Outro ponto destacado pelos analistas do Citi foi o anúncio de descontinuidade do plano anunciado em 2016 de abrir de 73 a 90 unidades até o fim de 2021. Já foram inauguradas 55 unidades. A decisão foi tomada em razão do avanço do atendimento móvel -- cuja receita média é equivalente à de 25 unidades -- e da incorporação de 112 unidades por meio de aquisições de outras redes.

O balanço de resultados do Fleury também revelou que a pandemia continua a exercer impacto decrescente sob a ótica das receitas. O grupo realizou cerca de 400 mil exames para Covid (RT-PCR e sorologias) no trimestre, que representaram 6% da receita bruta, o menor índice desde o começo da pandemia.

No primeiro trimestre, esses exames relacionados à Covid responderam por quase 10% da receita bruta. "Não dependemos de testes de Covid para crescer e para obter resultado", destacou a executiva.
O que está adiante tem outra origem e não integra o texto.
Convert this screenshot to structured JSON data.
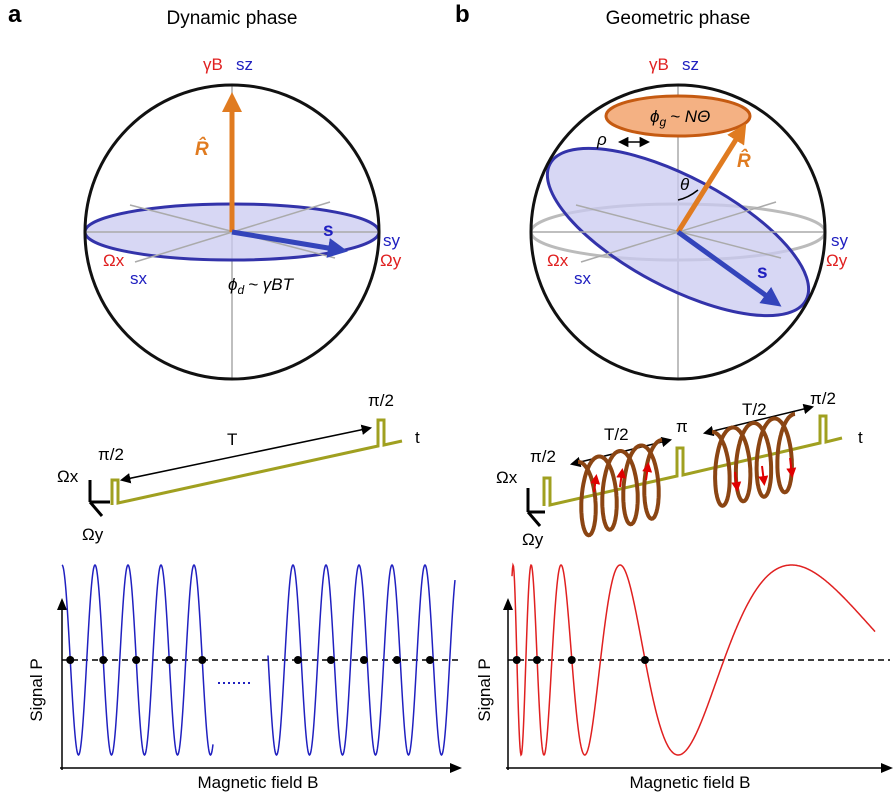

No campo do crescimento inorgânico, o resultado do Fleury foi impactado positivamente pela consolidação de algumas aquisições recentes, como a da Clínica Vita de Ortopedia, cuja fatia de 66,7% foi adquirida em abril passado por 136,8 milhões de reais. Houve ainda a integração dos laboratórios Pretti e Bioclínico no Espírito Santo.

Há mais por vir tanto na consolidação -- o grupo anunciou há duas semanas a aquisição da rede de laboratórios Marcelo Magalhães, em Pernambuco, por 385 milhões de reais -- como de novos alvos que estão no pipeline.

Os novos negócios -- que vão além do core tradicional da medicina diagnóstica -- já representam 7,8% da receita bruta após crescimento de 110,9% em relação ao segundo trimestre e de 541,5% na base anual. Essa fatia das novas frentes quase dobrou em relação ao período de abril a junho, quando esteve em 4,1% das receitas brutas.

"Estamos acelerando essas avenidas de crescimento, que, na nossa avaliação, vão ter uma contribuição maior para o grupo", disse Tsutsui, que define o Grupo Fleury como cada vez mais uma empresa de saúde.

José Filippo, CFO (executivo-chefe Financeiro) do Fleury, destacou o fato de que o endividamento medido pela relação entre dívida líquida sobre o Ebitda dos últimos doze meses se manteve em níveis controlados, em 1,3x (versus 1,1x no mesmo trimestre de 2020).

O endividamento subiu em razão do pagamento de 293 bilhões de reais pela aquisição dos laboratórios Pretti e Bioclínico, mas Filippo ressaltou que a contribuição das empresas para o Ebitda só vem em momento posterior.